7. How we protect consumer health data
Our technical and organisational safeguards are set out in our Information Security Program. For consumer health data specifically:
- Transport is encrypted with TLS 1.2 or higher.
- At-rest data is encrypted by Firebase's default encryption.
- Firestore rules enforce per-user isolation so that no user can read or write another user's consumer health data.
- Firebase App Check rejects requests that do not originate from a genuine app install.
- BYO-AI API keys and authorisation tokens are stored in the iOS Keychain, protected by the Secure Enclave where available.
8. Your rights under WMHMDA and parallel laws
You have the following rights with respect to consumer health data that we have collected about you. These rights apply whether you are a Washington resident (under WMHMDA), a Nevada resident (under SB 370), a Connecticut resident (under the Connecticut Data Privacy Act's consumer-health-data provisions), or a resident of another US state with equivalent rights.
- Right to confirm whether we are collecting, sharing, or selling (we do not sell) your consumer health data, and to access that data.

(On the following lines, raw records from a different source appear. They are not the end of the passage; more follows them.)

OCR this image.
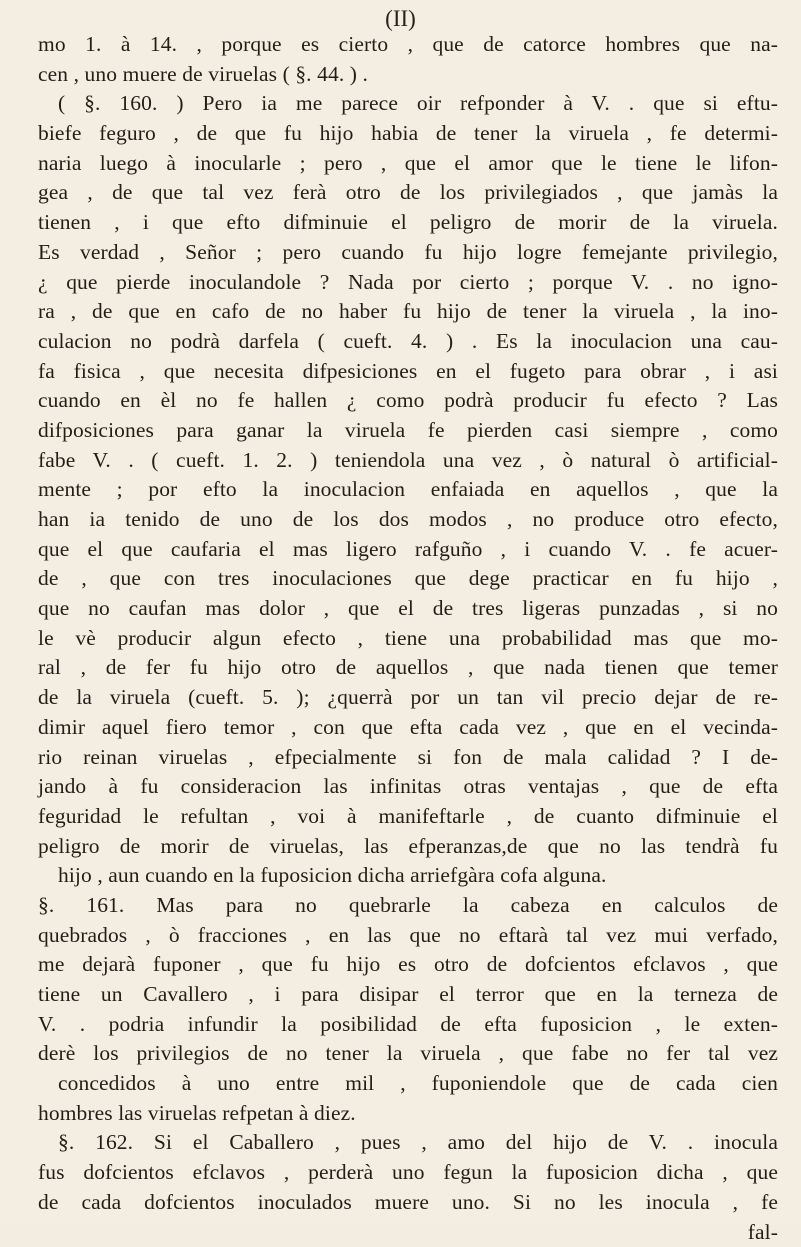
(II)
mo 1. à 14. , porque es cierto , que de catorce hombres que na-
cen , uno muere de viruelas ( §. 44. ) .
( §. 160. ) Pero ia me parece oir refponder à V. . que si eftu-
biefe feguro , de que fu hijo habia de tener la viruela , fe determi-
naria luego à inocularle ; pero , que el amor que le tiene le lifon-
gea , de que tal vez ferà otro de los privilegiados , que jamàs la
tienen , i que efto difminuie el peligro de morir de la viruela.
Es verdad , Señor ; pero cuando fu hijo logre femejante privilegio,
¿ que pierde inoculandole ? Nada por cierto ; porque V. . no igno-
ra , de que en cafo de no haber fu hijo de tener la viruela , la ino-
culacion no podrà darfela ( cueft. 4. ) . Es la inoculacion una cau-
fa fisica , que necesita difpesiciones en el fugeto para obrar , i asi
cuando en èl no fe hallen ¿ como podrà producir fu efecto ? Las
difposiciones para ganar la viruela fe pierden casi siempre , como
fabe V. . ( cueft. 1. 2. ) teniendola una vez , ò natural ò artificial-
mente ; por efto la inoculacion enfaiada en aquellos , que la
han ia tenido de uno de los dos modos , no produce otro efecto,
que el que caufaria el mas ligero rafguño , i cuando V. . fe acuer-
de , que con tres inoculaciones que dege practicar en fu hijo ,
que no caufan mas dolor , que el de tres ligeras punzadas , si no
le vè producir algun efecto , tiene una probabilidad mas que mo-
ral , de fer fu hijo otro de aquellos , que nada tienen que temer
de la viruela (cueft. 5. ); ¿querrà por un tan vil precio dejar de re-
dimir aquel fiero temor , con que efta cada vez , que en el vecinda-
rio reinan viruelas , efpecialmente si fon de mala calidad ? I de-
jando à fu consideracion las infinitas otras ventajas , que de efta
feguridad le refultan , voi à manifeftarle , de cuanto difminuie el
peligro de morir de viruelas, las efperanzas,de que no las tendrà fu
hijo , aun cuando en la fuposicion dicha arriefgàra cofa alguna.
§. 161. Mas para no quebrarle la cabeza en calculos de
quebrados , ò fracciones , en las que no eftarà tal vez mui verfado,
me dejarà fuponer , que fu hijo es otro de dofcientos efclavos , que
tiene un Cavallero , i para disipar el terror que en la terneza de
V. . podria infundir la posibilidad de efta fuposicion , le exten-
derè los privilegios de no tener la viruela , que fabe no fer tal vez
concedidos à uno entre mil , fuponiendole que de cada cien
hombres las viruelas refpetan à diez.
§. 162. Si el Caballero , pues , amo del hijo de V. . inocula
fus dofcientos efclavos , perderà uno fegun la fuposicion dicha , que
de cada dofcientos inoculados muere uno. Si no les inocula , fe
fal-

- Right to withdraw consent to our collection and processing of consumer health data, at any time. Withdrawing consent is effective for future processing; it does not reverse processing that already happened lawfully. To withdraw consent, go to Profile → Privacy → Delete account, or email us at the address above.
- Right to delete your consumer health data. Deletion cascades across our backend within 90 days; see §16 of the Terms of Use and §3 of the Data Retention Policy. We will also instruct our affiliates, processors, and contractors who received that data on our behalf to delete it, as required by WMHMDA §19.373.030.
- Right to appeal a denial of any of the above requests. If we deny your request, you may appeal by replying to our response email with the subject line "Appeal." If we uphold the denial on appeal, you may contact the Washington Attorney General's Office at atg.wa.gov.
- Right to file a complaint. Washington residents may file a complaint with the Washington Attorney General's Office. WMHMDA also provides a private right of action under the Washington Consumer Protection Act.
How to exercise these rights
Email contact@kettlemuscle.com with the subject line "Consumer Health Data Request" and tell us what you want. To protect your account, we may ask you to verify you are the account holder before we act on a request.
We will respond within forty-five (45) days of verifying your request. That period may be extended by an additional forty-five (45) days where reasonably necessary, with notice to you.
9. No discrimination for exercising these rights
We will not discriminate against you — for example, by denying service, charging a different price, or providing a different level or quality of service — because you exercised a right under this policy.
10. Updates to this policy
Material changes bump the version number at the top of this document. We will surface an in-app notice before a material change takes effect, and where the change requires your renewed consent we will obtain it before the change applies to you.
End of Consumer Health Data Privacy Policy.